Donald Trump arrived in Britain today. His state visit has all the signs of a strange and tense occasion.
Opinion polls suggest the US president is widely unpopular in the UK. Anti-Trump demonstrations are planned in London. Some political figures, including the leaders of two big opposition parties, have declined invitations to the state banquet in his honour.
But others say they are mistaken. State visits are designed to honour a country, not an individual. The US has been Britain’s closest ally since the 1940s and is likely to continue to play that role, long after Trump has left office.
Opponents of the visit say we can’t ignore the fact that Trump’s “America first” agenda has opened up a series of divisions, including the Iran nuclear deal, the Middle East peace process, the Paris climate accord and the future of the World Trade Organisation.
Together, these disagreements point to a serious difference of opinion about the importance of international law.
Perhaps the most significant difference of opinion concerns western relations with China.
So far, the UK has refused to join America’s campaign against Huawei. The UK is open to Huawei being part of the country’s 5G network. But the Trump administration has made clear that the Huawei issue could damage sharing of secret intelligence between the US and the UK.

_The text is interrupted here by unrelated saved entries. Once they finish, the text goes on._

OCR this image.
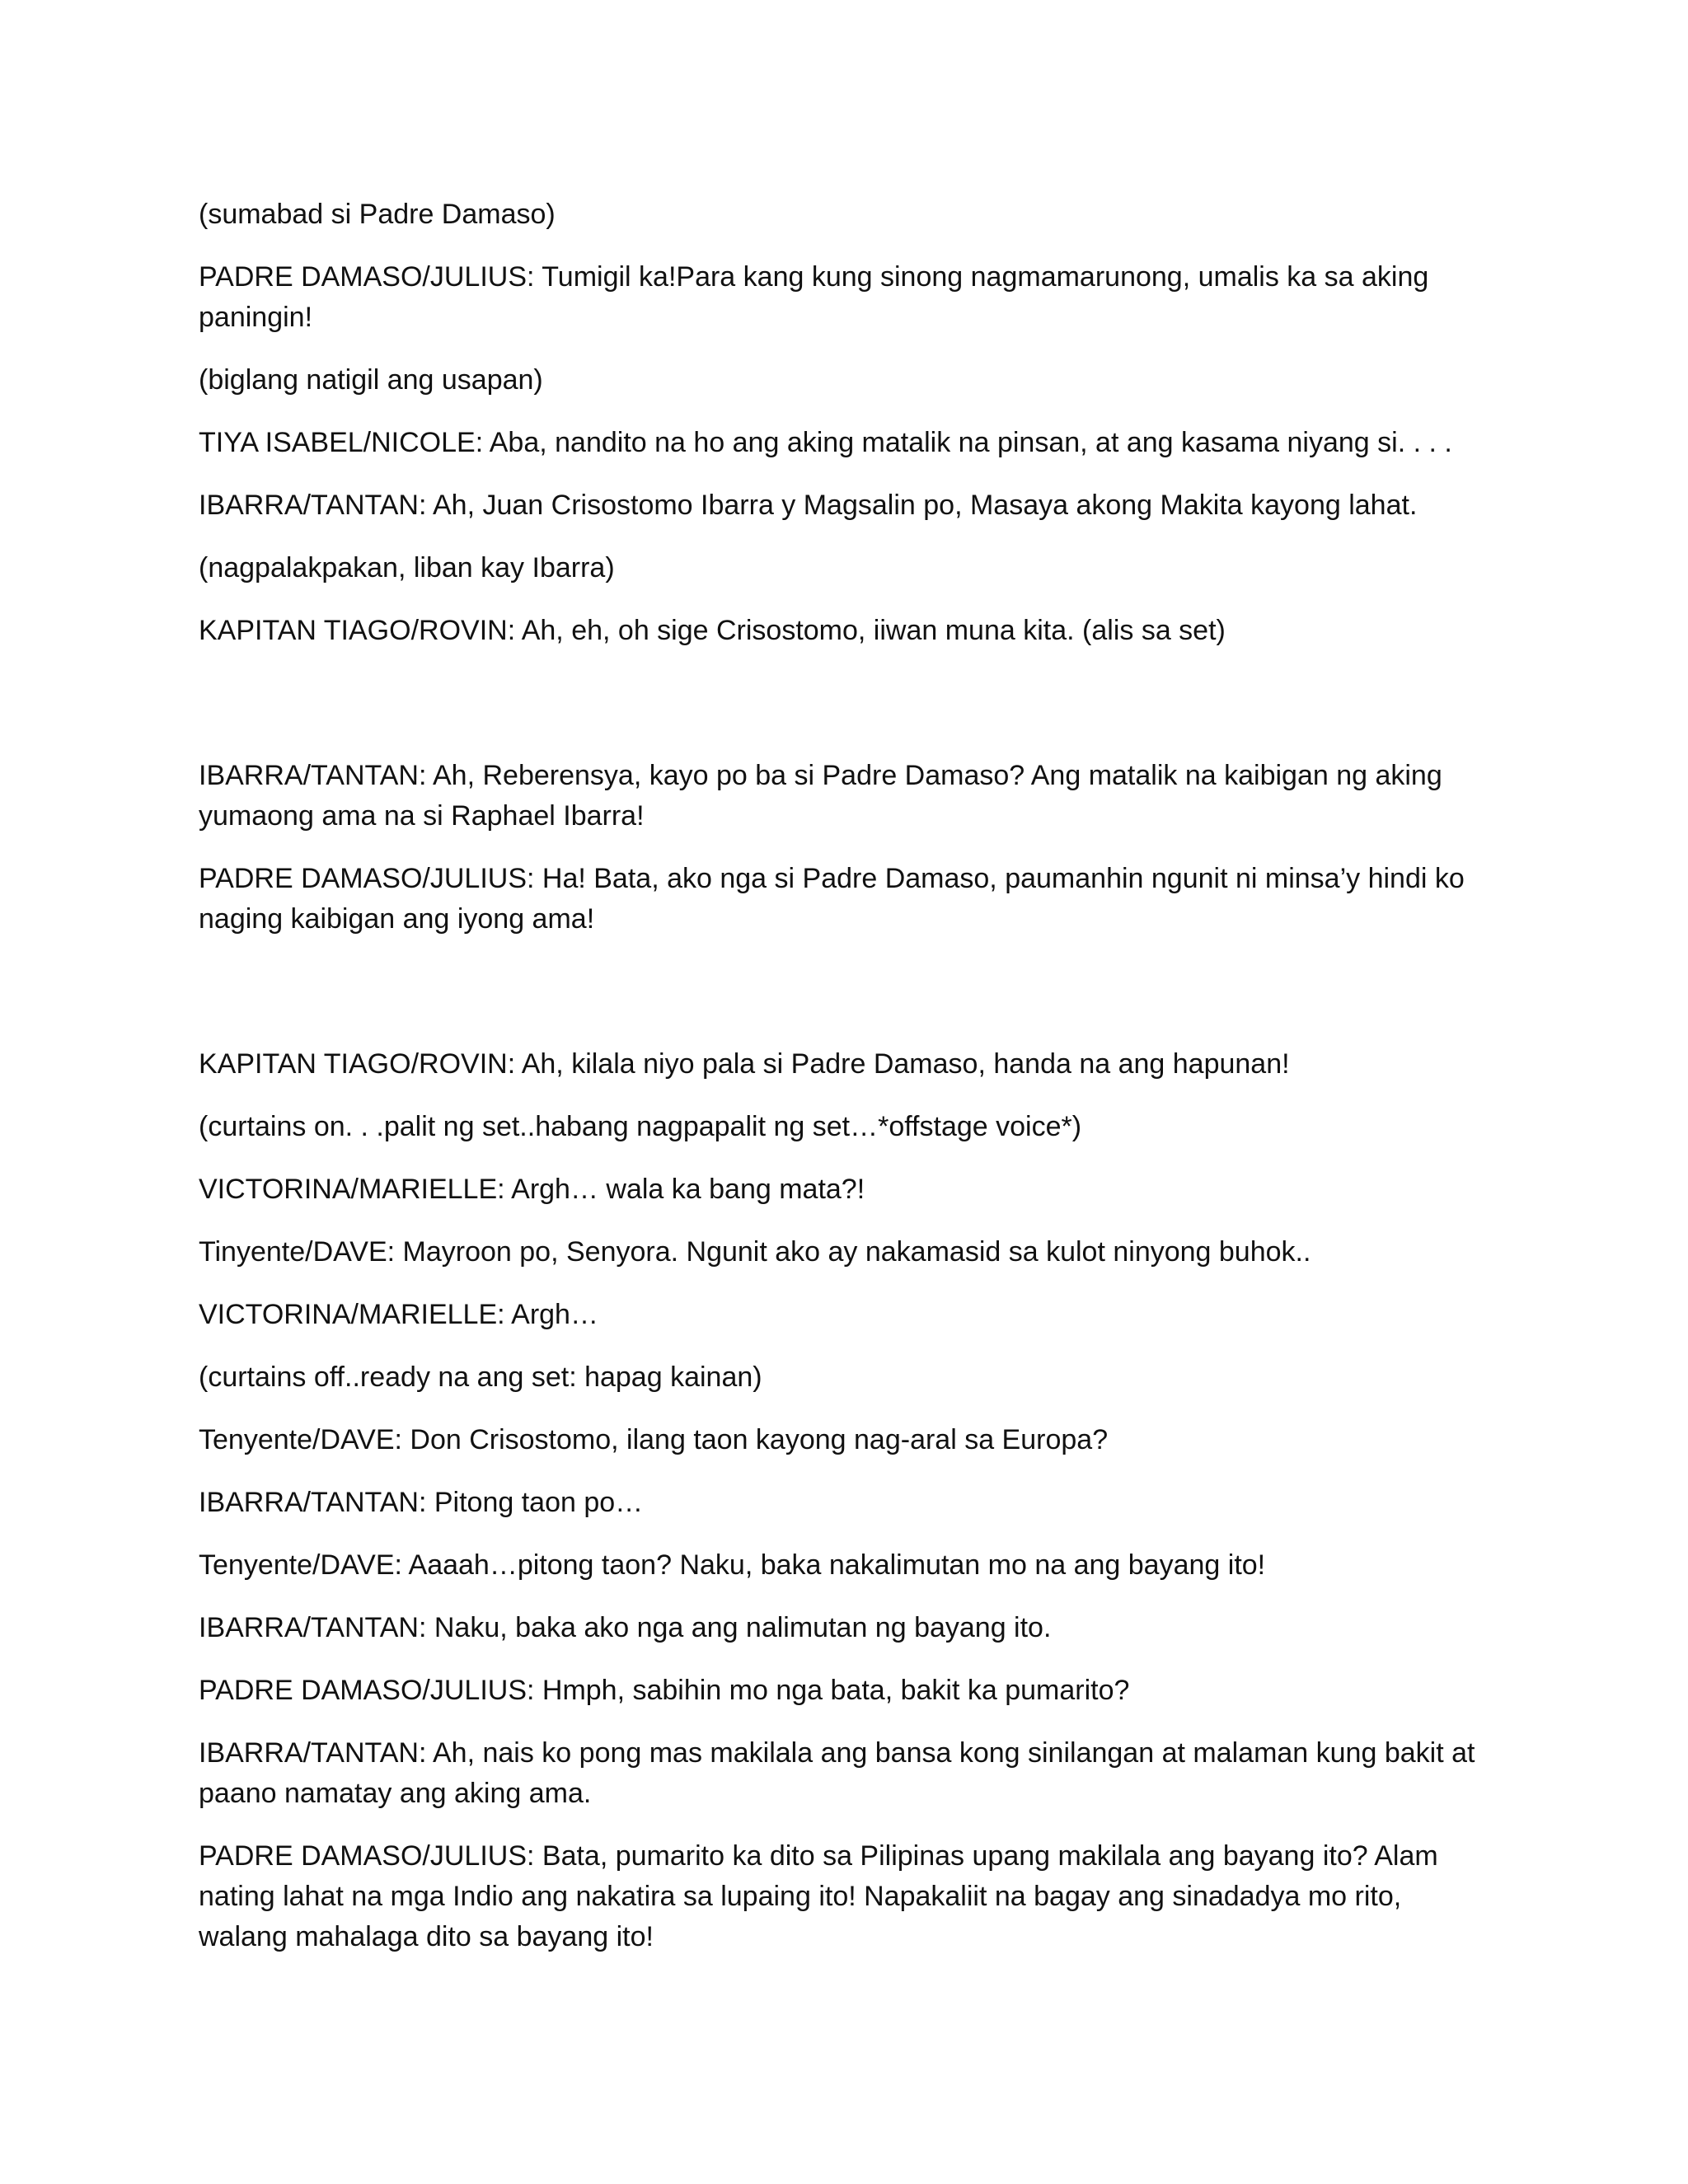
(sumabad si Padre Damaso)

PADRE DAMASO/JULIUS: Tumigil ka!Para kang kung sinong nagmamarunong, umalis ka sa aking paningin!

(biglang natigil ang usapan)

TIYA ISABEL/NICOLE: Aba, nandito na ho ang aking matalik na pinsan, at ang kasama niyang si. . . .

IBARRA/TANTAN: Ah, Juan Crisostomo Ibarra y Magsalin po, Masaya akong Makita kayong lahat.

(nagpalakpakan, liban kay Ibarra)

KAPITAN TIAGO/ROVIN: Ah, eh, oh sige Crisostomo, iiwan muna kita. (alis sa set)

IBARRA/TANTAN: Ah, Reberensya, kayo po ba si Padre Damaso? Ang matalik na kaibigan ng aking yumaong ama na si Raphael Ibarra!

PADRE DAMASO/JULIUS: Ha! Bata, ako nga si Padre Damaso, paumanhin ngunit ni minsa’y hindi ko naging kaibigan ang iyong ama!

KAPITAN TIAGO/ROVIN: Ah, kilala niyo pala si Padre Damaso, handa na ang hapunan!

(curtains on. . .palit ng set..habang nagpapalit ng set…*offstage voice*)

VICTORINA/MARIELLE: Argh… wala ka bang mata?!

Tinyente/DAVE: Mayroon po, Senyora. Ngunit ako ay nakamasid sa kulot ninyong buhok..

VICTORINA/MARIELLE: Argh…

(curtains off..ready na ang set: hapag kainan)

Tenyente/DAVE: Don Crisostomo, ilang taon kayong nag-aral sa Europa?

IBARRA/TANTAN: Pitong taon po…

Tenyente/DAVE: Aaaah…pitong taon? Naku, baka nakalimutan mo na ang bayang ito!

IBARRA/TANTAN: Naku, baka ako nga ang nalimutan ng bayang ito.

PADRE DAMASO/JULIUS: Hmph, sabihin mo nga bata, bakit ka pumarito?

IBARRA/TANTAN: Ah, nais ko pong mas makilala ang bansa kong sinilangan at malaman kung bakit at paano namatay ang aking ama.

PADRE DAMASO/JULIUS: Bata, pumarito ka dito sa Pilipinas upang makilala ang bayang ito? Alam nating lahat na mga Indio ang nakatira sa lupaing ito! Napakaliit na bagay ang sinadadya mo rito, walang mahalaga dito sa bayang ito!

This visit is a horrible spectacle says The Guardian, “fulfilling the social aspirations of Trump and all his grim entourage”. It is absolutely typical that Britain should behave hypocritically in celebrating a man who has done so much that we should condemn.
Trump deserves a state visit to the UK, says The Financial Times. The daily business between Britain and America remains intense, spanning everything from finance and transport to security and the arts.

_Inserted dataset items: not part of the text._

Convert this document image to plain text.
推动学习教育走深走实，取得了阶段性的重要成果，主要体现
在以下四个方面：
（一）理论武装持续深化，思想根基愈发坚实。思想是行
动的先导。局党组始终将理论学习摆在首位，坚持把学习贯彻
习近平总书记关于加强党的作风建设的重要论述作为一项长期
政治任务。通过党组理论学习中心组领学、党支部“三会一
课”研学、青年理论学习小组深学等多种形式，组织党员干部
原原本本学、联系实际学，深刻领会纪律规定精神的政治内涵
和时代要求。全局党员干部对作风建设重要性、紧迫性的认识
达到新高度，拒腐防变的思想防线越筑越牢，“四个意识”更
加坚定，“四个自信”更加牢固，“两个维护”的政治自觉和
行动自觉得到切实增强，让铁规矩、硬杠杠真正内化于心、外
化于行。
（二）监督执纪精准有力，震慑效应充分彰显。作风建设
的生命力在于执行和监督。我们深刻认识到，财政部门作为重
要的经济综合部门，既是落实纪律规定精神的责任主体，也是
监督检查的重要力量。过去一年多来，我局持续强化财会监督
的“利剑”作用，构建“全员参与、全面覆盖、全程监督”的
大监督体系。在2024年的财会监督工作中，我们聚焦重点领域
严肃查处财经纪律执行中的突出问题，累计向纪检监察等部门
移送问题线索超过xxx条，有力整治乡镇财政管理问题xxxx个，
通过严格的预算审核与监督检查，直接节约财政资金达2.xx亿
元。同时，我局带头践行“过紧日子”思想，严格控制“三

- Is it silly to protest about Donald Trump’s visit?
- Using the Expert Links, write a brief description of a state visit and what it means.
Some People Say...
“It’s so un-British to be rolling out the red carpet this week for a formal state visit by a president whose divisive behaviour flies in the face of the ideals America was founded upon: equality, liberty and religious freedom.”Sadiq Khan, Mayor of London
What do you think?
Q & A
- What do we know?
- Today, there will be a ceremonial welcome attended by the Queen, the Prince of Wales and the Duchess of Cornwall in the Buckingham Palace garden. After the welcome, the Duke of Sussex will join the group for a private lunch. Then the Trumps will visit Westminster Abbey for a tour before tea with Prince Charles and a state banquet.
- What do we not know?
- How big the protests will be. Campaigner claim “huge numbers” will turn out in response to Trump’s arrival. Supporters of the human rights charity Amnesty have said they will reveal five banners outside the US embassy reading: “Resist sexism”, “Resist racism”, “Resist hate”, “Resist cruelty” and “Resist Trump”. A 16-ft talking robot of Mr Trump sitting on a golden toilet is also expected to make an appearance.
- Two big opposition parties
- Both Jeremy Corbyn, leader of the Labour Party, and Vince Cable, leader of the Liberal Democrats, have turned down invitations to the state banquet at Buckingham Palace.
- A friend and supporter.
- Left office
- To no longer hold the role. In this case, as president of the US.
- “America first”
- This refers to a foreign policy in the United States that emphasises American nationalism and unilateralism — in other words, the USA acting more selfishly in its own interests, rather than attempting to be the “world’s policeman”.
- World Trade Organisation
- Organisation that deals with the rules of trade between countries around the world.
- Chinese giant technology company. The name means ‘China be achieving’.